Water dissociation kinetic activity increases in the sequence of Cu < Pd < Rh < Pt < Ru< Sn <Re. In spite of different, the sequence is somewhat relevant to water adsorption strength order, Pt< Pd< Ru< Rh< Cu< Sn< Re. Taking Pt as a reference, the plot of relative Ea against relative Ediss for water dissociation over the investigated transition metals M (Pd, Ru, Rh, Cu, Sn, and Re) is illustrated in Figure 1. According to the plot, the bimetallic alloys PtM (M=Re, Sn and Ru) are more active to water dissociation both kinetically and thermodynamically, while the bimetals alloying with Cu, Pd and Rh are less active than Pt from both aspects.
2. External electric field effects Adsorption and Dissociation of water over PtnM (n=6,9) clusters
To discuss external electric field (EF) effects on water decomposition over PtnM(n=6 and 9; M=Pt, Sn, and Ru), external electric fields were applied to the adsorbed water in the z direction perpendicular to the top surface (xy plane) of the clusters PtnM. Electric field effect on water decomposition over Pt7 is opposite to those over Pt6Sn and Pt6Ru.
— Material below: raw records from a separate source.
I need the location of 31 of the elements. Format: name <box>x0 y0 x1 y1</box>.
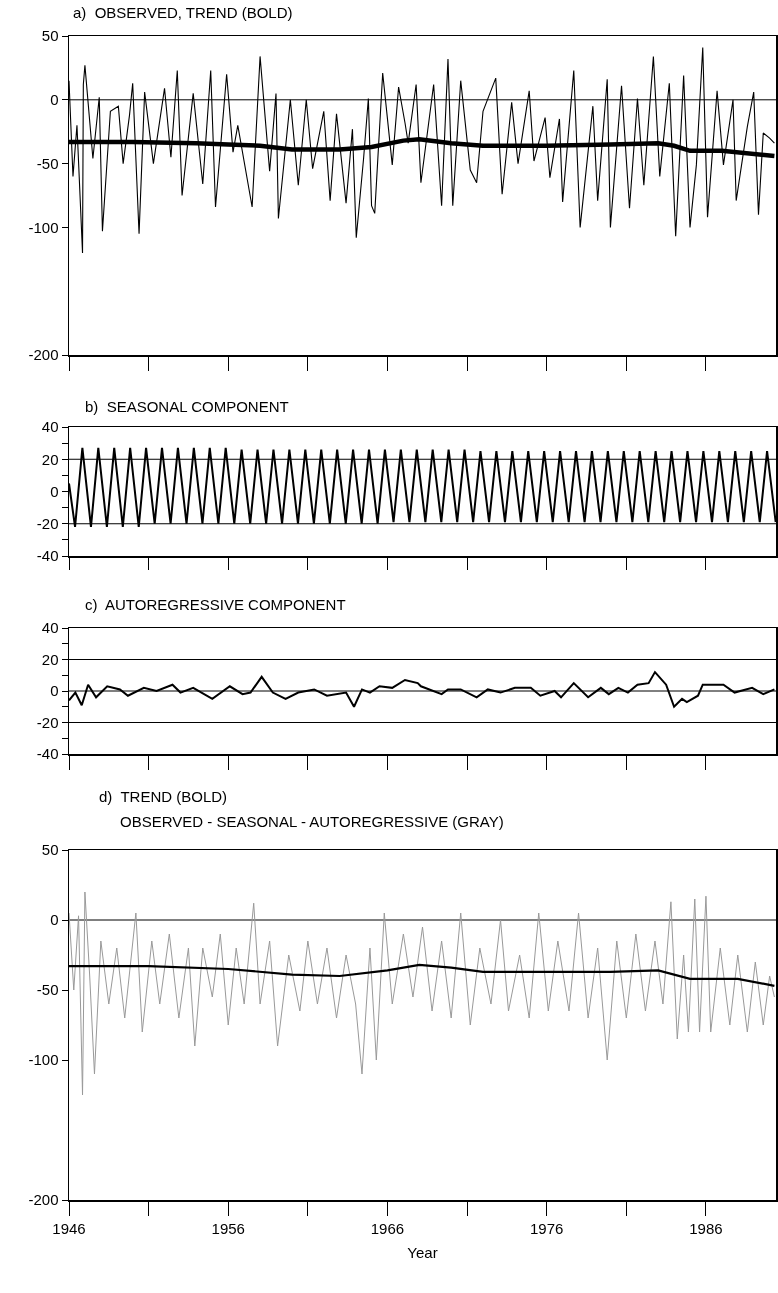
chart-subtitle: OBSERVED - SEASONAL - AUTOREGRESSIVE (GRAY) <box>120 813 504 830</box>
y-tick-label: 40 <box>41 418 59 436</box>
y-tick-label: 0 <box>50 482 59 500</box>
y-tick-label: 0 <box>50 91 59 109</box>
chart-title: b) SEASONAL COMPONENT <box>85 398 289 416</box>
y-tick-label: -100 <box>28 218 59 236</box>
y-tick-label: 40 <box>41 619 59 637</box>
x-tick-label: 1976 <box>530 1219 564 1237</box>
chart-title: d) TREND (BOLD) <box>99 788 228 806</box>
y-tick-label: -50 <box>36 154 59 172</box>
y-tick-label: 0 <box>50 911 59 929</box>
y-tick-label: -20 <box>36 713 59 731</box>
y-tick-label: -40 <box>36 745 59 763</box>
y-tick-label: 0 <box>50 682 59 700</box>
x-tick-label: 1986 <box>689 1219 723 1237</box>
x-tick-label: 1956 <box>211 1219 245 1237</box>
chart-title: c) AUTOREGRESSIVE COMPONENT <box>85 596 346 614</box>
y-tick-label: 50 <box>41 27 59 45</box>
x-tick-label: 1966 <box>370 1219 405 1237</box>
y-tick-label: -40 <box>36 547 59 565</box>
y-tick-label: -100 <box>28 1051 59 1069</box>
y-tick-label: -200 <box>28 346 59 364</box>
y-tick-label: 50 <box>41 841 59 859</box>
y-tick-label: -20 <box>36 515 59 532</box>
y-tick-label: -50 <box>36 981 59 999</box>
x-axis-title: Year <box>407 1244 438 1262</box>
y-tick-label: 20 <box>41 450 59 468</box>
y-tick-label: -200 <box>28 1191 59 1209</box>
x-tick-label: 1946 <box>52 1219 86 1237</box>
chart-title: a) OBSERVED, TREND (BOLD) <box>73 4 293 22</box>
y-tick-label: 20 <box>41 650 59 668</box>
Ea for adsorbed water over the former in the applied electric fields is considerably increased as compared to non-electric field (1.14eV), and such a variation does not change much with the strength (Ea=1. 40eV at EF=0.001au vs. 1.42eV at EF=0.01au) as well as with the direction (1. 40eV at EF=0.001au vs. 1.41eV at EF=-0.001au). However, Ea for water decomposition over the bimetallic clusters Pt6M (M=Sn and Ru) are in general decreased. For the decomposition over Sn site of Pt6Sn, upon the applied fields Ea is much lower by 23~52% than that without EF. Ea over Ru site of Pt6Ru is weakly affected by external electric fields, with a slight decrease in positive fields while little increase in negative field. It is interesting to notice that in the external electric fields PtSn still exhibits the most active kinetically to water decomposition among the three clusters. Electric fields were also extended to the two layer model Pt9M. For all of the three Pt9M (M=Pt, Sn and Ru) Ea was increased after applying electric fields. Under the given electric field PtSn again has the lowest energy barrier for adsorbed water to decompose.
3. CPMD simulation of Adsorption and Dissociation of Ethanol over Pt (111)
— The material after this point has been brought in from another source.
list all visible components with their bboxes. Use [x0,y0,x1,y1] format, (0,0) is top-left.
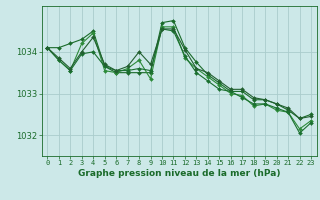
X-axis label: Graphe pression niveau de la mer (hPa): Graphe pression niveau de la mer (hPa) [78,169,280,178]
Figure 2. Car Parrinello Molecular Dynamics simulation for ethanol adsorption and dissociation over Pt-based bimetallic nano-particles
CPMD simulation was carried out for ethanol and Pt slab with CPMD 3.9. The DFT method and the PPs used through the present simulation are the BLYP type of generalized-gradient approximation density functional, and the Troullier and Martins (TM) pseudopotentials, respectively. The system is represented by an orthorhombic supercell with dimensions of 9.58 x 8.30 x 15.81 Å, which contains a three-layer slab of Pt atoms with another six equivalent layers of vacuum representing. The vertical distance between oxygen atom and top layer ranges from 2.5 to 4.0 Å. The stable adsorption was only observed for the distance of 2.5 Å, yet no decomposition was displayed. The CPMD study will be extended by including electrolyte and bimetallic layers.
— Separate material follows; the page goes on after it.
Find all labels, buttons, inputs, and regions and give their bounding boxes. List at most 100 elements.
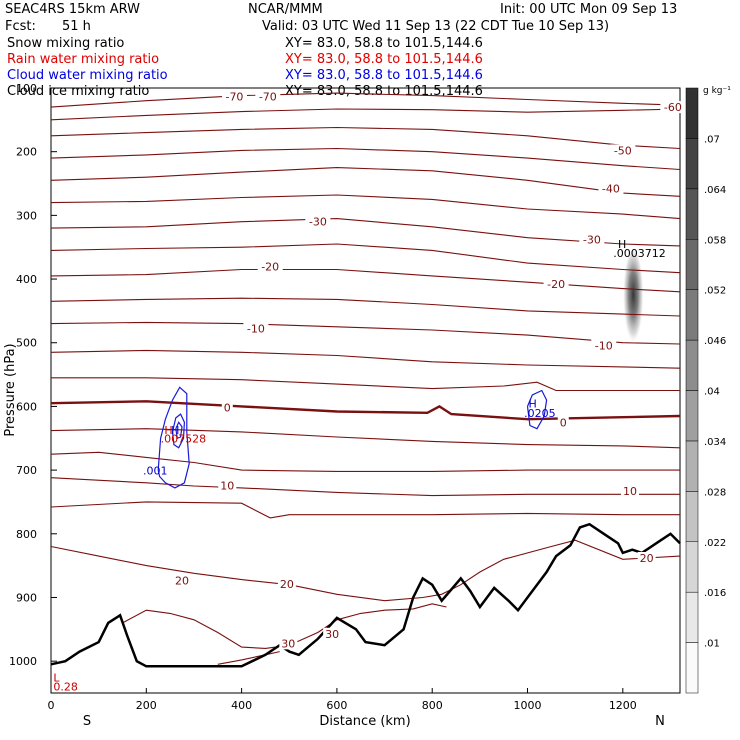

4. Impact on my career and on the students
The related research was continuously incorporated into teaching by involving two undergraduate students in the research, proving mini-projects to the students in Physical Chemistry and Computational Chemistry courses, which enable students to get aware of knowledge about renewable energies, QM software, and Linux supercomputers.